Grateful Web was lucky to get invited to the last of three engagements at Yoshi’s last Wednesday night. The band kicked off the evening with the newer original “Sphere of Influence.” Immediately the drummer bandleader reveled his contemporary chops. In our interview he lightly admitted that if he plays less notes than in the 70s, he plays less notes better. It was a humble reflection, not an outside observation; and clearly Cobham continues to build his legacy as one of the greats. “Radioactive” came next, revealing the fret-defying technique of Ric Fierrabracci and the eclectic phrasings of Dean Brown. Brown’s diverse use of distortion and unconventional approach as a soloist heightened the evening’s performance. One of my favorite tracks off Spectrum, “Red Barron” found keyboardist Gary Husband all-warmed-up, working out his dexterous talents on extended organ and synthesizer expressions. Husband is also a brilliant drummer but circumstantially assumed role as piano man.

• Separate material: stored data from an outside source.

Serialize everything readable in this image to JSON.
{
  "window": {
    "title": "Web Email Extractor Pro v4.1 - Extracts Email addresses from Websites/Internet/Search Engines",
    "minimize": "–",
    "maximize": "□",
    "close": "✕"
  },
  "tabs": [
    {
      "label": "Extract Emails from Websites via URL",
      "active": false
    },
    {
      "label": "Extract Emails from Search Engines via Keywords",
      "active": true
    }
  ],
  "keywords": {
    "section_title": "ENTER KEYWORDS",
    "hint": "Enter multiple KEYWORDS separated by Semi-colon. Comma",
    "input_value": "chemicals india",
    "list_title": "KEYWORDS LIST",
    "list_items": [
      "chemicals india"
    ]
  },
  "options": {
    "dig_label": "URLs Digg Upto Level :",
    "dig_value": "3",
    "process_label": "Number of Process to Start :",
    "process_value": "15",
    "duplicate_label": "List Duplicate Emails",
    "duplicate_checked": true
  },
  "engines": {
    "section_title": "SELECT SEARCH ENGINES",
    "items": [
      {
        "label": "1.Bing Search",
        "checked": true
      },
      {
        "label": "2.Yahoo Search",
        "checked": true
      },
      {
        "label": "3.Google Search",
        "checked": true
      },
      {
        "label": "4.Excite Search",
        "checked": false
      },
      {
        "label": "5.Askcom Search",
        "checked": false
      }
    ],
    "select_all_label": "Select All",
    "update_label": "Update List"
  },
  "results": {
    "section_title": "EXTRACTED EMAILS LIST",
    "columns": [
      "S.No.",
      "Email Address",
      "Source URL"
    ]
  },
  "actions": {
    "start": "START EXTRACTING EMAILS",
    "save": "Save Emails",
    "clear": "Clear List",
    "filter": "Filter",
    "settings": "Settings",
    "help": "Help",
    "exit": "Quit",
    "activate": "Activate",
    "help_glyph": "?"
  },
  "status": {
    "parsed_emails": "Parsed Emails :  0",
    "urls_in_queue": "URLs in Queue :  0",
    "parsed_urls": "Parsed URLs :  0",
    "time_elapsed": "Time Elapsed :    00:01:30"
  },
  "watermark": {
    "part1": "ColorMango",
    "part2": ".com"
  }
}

Cobham stepped away from his drum kit to welcome the small room of devotees. For those less familiar he broke down the tunes old and new before introducing the dazzling “To The Women In My Life” which built, climaxed, and rebuilt again. Cobham’s drum solo that followed wasn’t about playing the hottest or quickest licks, but about his connection to his drum set. He is clearly a deeply spiritual individual in regards to his relationship with the craft. The grand finale was a wrap-around jam including the “Quadrant Four” theme with both bass and guitar solos featured.
By the end of the evening it was clear that Billy Cobham still performs because he loves to. The music stands on its own and nobody needs to play it faster, louder or harder to validate its supremacy. Support Billy on tour and get ahold of the Spectrum 40 album to get an idea of how the music has evolved. The music has clearly shifted with the players on the recording and that’s a big part of its brilliance.